To gain an invitation to interview, you need a resume that sets you aside from other applicants.
Your resume is your advert, its the marketing of you as a professional and as a person. But it is also an opportunity to demonstrate some of the key skills employers are looking for, such as being able to tailor your resume ( and cover letter) to the requirements of the “person specification” and “responsibilities of the role”.
Teaching is individual, each teacher will have their own flare, their own style of teaching, albeit structured to lesson plans and the national curriculum, but how they deliver the information will differ from person to person. The same applies when writing your resume, keep to a structure (as detailed below) link in elements of the person specification and job responsibilities but add you and your personality in there too.

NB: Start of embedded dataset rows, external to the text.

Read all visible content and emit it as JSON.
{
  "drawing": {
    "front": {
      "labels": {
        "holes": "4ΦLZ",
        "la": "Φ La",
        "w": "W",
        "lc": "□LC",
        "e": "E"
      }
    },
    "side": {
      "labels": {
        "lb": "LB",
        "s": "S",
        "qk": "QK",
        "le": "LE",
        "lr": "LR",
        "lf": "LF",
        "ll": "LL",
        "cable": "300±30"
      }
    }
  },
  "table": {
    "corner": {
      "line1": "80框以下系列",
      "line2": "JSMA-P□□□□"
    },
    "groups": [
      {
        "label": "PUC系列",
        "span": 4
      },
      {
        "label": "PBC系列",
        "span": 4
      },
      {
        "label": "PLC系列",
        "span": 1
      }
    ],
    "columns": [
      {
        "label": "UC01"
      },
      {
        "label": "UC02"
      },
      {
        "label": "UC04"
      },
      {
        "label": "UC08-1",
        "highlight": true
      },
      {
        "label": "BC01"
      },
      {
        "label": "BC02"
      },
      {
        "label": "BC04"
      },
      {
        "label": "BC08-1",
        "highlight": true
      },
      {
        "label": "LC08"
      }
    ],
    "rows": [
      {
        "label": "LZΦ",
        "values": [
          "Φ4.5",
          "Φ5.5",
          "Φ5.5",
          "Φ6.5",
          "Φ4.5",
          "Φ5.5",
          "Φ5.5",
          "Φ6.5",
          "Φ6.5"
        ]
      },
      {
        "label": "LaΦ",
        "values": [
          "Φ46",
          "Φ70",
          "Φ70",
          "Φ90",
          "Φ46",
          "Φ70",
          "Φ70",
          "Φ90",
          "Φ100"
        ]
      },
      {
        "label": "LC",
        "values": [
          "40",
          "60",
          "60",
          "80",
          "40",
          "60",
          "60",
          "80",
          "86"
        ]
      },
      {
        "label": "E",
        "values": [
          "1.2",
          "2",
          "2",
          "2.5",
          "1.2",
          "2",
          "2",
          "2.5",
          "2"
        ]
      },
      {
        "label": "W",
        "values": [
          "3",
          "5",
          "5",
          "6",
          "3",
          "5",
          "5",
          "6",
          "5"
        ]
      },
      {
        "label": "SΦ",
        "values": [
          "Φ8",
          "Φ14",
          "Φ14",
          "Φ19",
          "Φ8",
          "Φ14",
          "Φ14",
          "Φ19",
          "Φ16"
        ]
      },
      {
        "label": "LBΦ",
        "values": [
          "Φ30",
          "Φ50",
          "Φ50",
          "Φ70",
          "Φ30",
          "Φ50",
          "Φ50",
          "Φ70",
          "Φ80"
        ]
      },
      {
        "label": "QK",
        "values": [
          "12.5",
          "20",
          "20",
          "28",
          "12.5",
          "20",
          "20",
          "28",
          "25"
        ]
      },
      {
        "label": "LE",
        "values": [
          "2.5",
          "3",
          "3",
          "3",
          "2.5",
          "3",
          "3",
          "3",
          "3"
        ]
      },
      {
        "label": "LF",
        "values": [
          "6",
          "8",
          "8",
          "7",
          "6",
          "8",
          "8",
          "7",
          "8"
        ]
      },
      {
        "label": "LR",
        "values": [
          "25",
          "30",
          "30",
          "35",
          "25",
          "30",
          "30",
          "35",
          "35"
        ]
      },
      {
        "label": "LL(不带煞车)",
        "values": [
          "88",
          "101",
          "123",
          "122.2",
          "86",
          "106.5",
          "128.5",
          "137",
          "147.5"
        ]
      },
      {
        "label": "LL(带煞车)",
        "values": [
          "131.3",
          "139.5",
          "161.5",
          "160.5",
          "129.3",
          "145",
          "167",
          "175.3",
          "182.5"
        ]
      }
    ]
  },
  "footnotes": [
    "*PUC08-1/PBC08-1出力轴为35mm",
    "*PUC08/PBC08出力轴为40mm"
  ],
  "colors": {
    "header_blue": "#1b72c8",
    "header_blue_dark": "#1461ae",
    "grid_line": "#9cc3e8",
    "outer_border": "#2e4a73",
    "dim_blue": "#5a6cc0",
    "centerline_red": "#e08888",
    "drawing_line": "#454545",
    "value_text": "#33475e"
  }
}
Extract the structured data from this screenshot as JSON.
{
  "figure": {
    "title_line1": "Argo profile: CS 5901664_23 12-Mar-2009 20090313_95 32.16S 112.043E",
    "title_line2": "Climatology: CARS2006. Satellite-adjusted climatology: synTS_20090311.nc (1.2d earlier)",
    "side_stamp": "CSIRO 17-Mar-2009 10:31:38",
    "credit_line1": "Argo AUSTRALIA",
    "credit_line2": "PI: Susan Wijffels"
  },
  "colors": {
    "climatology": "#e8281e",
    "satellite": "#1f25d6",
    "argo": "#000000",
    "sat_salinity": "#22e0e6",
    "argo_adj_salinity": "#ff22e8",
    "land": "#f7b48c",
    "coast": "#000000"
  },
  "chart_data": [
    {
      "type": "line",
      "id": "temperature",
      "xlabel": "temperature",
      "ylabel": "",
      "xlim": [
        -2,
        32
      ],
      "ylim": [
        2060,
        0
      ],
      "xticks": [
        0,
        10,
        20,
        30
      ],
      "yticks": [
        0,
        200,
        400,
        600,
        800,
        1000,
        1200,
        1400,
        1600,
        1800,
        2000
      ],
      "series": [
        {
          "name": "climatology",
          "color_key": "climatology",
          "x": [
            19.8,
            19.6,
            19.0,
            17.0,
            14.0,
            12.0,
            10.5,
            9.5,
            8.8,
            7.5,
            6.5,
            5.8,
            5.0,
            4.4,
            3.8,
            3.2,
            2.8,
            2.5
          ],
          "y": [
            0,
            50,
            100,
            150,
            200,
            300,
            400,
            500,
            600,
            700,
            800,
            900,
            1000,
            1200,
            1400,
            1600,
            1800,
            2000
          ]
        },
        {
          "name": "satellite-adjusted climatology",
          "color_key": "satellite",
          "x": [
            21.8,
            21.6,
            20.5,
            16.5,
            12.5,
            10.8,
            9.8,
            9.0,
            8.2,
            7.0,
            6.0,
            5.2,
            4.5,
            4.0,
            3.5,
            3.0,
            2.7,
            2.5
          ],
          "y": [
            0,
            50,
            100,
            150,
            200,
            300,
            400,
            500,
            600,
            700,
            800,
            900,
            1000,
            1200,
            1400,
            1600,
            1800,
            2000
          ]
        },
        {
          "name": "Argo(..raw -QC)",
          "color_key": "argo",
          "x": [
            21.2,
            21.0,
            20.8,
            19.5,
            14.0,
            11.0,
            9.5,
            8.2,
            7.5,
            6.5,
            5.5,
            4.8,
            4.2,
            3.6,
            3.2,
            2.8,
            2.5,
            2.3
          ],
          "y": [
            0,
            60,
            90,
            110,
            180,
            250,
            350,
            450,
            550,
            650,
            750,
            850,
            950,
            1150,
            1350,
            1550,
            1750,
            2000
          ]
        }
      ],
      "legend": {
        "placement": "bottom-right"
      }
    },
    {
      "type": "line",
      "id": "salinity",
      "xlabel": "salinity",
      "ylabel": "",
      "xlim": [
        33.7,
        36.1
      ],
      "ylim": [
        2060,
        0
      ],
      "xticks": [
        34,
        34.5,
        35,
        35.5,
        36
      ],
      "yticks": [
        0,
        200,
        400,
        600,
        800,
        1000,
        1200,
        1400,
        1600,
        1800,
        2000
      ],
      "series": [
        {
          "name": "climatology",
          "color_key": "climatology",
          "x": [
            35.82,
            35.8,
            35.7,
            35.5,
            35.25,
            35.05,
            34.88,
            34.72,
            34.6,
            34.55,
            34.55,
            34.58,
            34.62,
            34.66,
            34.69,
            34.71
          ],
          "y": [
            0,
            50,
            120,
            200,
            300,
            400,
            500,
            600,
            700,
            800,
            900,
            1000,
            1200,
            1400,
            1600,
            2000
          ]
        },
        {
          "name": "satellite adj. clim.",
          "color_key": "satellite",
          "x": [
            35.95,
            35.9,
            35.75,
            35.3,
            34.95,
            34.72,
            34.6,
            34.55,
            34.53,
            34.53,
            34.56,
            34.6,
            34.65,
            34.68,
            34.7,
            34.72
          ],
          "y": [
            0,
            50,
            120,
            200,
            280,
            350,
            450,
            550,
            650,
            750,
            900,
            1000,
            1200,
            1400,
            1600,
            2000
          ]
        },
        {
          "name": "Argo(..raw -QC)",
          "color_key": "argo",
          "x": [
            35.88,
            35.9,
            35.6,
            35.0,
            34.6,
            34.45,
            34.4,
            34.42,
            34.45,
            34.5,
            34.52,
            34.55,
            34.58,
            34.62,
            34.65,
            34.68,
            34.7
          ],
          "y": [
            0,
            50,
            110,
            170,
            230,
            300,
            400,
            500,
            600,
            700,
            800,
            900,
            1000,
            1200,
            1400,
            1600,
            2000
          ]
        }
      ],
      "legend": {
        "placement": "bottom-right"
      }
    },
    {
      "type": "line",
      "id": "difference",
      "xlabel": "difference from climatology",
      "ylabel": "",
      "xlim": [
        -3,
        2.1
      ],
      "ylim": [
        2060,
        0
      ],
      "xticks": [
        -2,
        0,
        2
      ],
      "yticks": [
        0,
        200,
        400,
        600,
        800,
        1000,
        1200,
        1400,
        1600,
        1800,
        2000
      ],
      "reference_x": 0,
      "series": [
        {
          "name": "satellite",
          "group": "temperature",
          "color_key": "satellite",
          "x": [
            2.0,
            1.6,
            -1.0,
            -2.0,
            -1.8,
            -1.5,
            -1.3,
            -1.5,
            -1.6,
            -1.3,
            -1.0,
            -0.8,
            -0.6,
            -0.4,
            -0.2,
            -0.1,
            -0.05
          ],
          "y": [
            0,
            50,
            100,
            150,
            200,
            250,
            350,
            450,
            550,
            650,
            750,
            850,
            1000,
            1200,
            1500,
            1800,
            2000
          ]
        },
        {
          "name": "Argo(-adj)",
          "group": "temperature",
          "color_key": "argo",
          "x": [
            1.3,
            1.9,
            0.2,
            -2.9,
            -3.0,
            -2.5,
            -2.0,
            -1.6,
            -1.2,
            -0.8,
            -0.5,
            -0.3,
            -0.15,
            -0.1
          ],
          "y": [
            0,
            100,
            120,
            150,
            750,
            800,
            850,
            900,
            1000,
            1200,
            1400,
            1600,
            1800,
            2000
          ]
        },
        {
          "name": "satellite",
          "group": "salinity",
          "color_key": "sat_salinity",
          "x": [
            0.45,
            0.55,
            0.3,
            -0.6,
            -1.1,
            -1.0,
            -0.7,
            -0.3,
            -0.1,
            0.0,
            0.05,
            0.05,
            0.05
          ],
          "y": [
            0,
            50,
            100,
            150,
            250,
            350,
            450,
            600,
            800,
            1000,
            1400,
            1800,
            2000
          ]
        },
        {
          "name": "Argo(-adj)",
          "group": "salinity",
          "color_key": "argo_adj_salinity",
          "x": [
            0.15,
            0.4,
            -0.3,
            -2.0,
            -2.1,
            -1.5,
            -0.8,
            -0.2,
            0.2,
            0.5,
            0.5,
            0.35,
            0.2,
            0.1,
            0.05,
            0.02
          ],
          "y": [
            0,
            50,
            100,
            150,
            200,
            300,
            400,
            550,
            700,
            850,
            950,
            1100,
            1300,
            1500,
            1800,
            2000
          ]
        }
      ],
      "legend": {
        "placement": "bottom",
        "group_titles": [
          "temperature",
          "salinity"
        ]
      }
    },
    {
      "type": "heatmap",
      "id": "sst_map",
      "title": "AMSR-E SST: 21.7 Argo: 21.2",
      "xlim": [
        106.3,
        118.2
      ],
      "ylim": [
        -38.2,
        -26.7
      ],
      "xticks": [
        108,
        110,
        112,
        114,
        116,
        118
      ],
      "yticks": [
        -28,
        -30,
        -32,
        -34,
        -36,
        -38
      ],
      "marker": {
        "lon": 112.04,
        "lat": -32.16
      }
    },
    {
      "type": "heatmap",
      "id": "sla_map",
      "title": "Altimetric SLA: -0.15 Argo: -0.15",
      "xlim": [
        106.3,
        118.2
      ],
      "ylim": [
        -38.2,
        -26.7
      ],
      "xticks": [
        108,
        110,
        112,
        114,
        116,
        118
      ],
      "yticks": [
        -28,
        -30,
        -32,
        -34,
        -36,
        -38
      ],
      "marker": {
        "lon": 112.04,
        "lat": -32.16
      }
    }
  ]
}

As a NQT you may not have the most experience in the classroom compared to other more established teachers, but most employers know this! Understand that employers are looking to develop their employees, and welcome applicants who are enthusiastic about continuing to learn and grow with the role. Remember, often, there is no one person that is 100% prefect for the position advertised.
Writing Your Resume
The structure and appearance of your resume is as vital as how you dress in an interview. The design should be consistent, all headings in bold or underlined, bullet points used to provide succinct information, indent of paragraphs uniform and in line and most importantly, use an easy to read text, Arial at 12 pt is highly popular!
A good way to get started is to pre-load these settings into your document before writing.
When writing…Use action verbs to describe your experience (e.g achieved, accomplished, managed, improved, developed) and positive adjectives to talk about your skills (resourceful, versatile, innovative,creative, positive, productive, etc)
A Resume should:
- Be no longer than 2 pages
- Work listed should be in chronological order from most recent on wards.
- Use a clear font.
- Be brief!
- Use plain, succinct English– avoid using too much jargon.
- Only include hobbies and interests that correspond to the role or teaching as a whole.
- Identify your referees.
- Use positive language.
- Have excellent spelling, grammar and punctuation!
- Have been proof read for you by another person.
A summary of your background/personal qualities, education and career plans, normally between 4-8 lines. Try to use the same language as described in the person specification to tailor this section.
Bullet point style list of a few of your strengths/key skills related to the position.
Chronological account of your education, most recent first. You need to emphasise in this section that you have undertaken effective professional study/training.
Structure usually entails:
- Start/End date
- Name of the Institution in which you studied
- Course Name (including qualification level)
- Brief outline of the modules and the course, include brief descriptions regarding any dissertation or work placements that demonstrate the desired skills of the person specification or role responsibilities.
List any other qualifications you may have, such as first aid certificate, perhaps you have attended Makaton workshops, or other specialised training.
Include any relevant full-time or vacation work, such as working with children, voluntary or community work, TEFL or youth work, structure similar to the education section.
If you’re entering teaching from another career, provide dates and brief details about what you’ve been doing. It’s important to focus on aspects of the role which relate directly to teaching, such as staff training, presentations, IT, and science or laboratory skills.
Relevant Interests and Skills
Try to include interests and skills that would relate to teaching, such as, playing a musical instrument, having a keen interest in science/technology or enjoying keeping fit.
Be sure to have references from your tutors or any educational institution where you have undertaken any work, paid or voluntary. The most recent and relevant references are best. Always seek permission before including referees and inform them of when they may be contacted from your potential employer.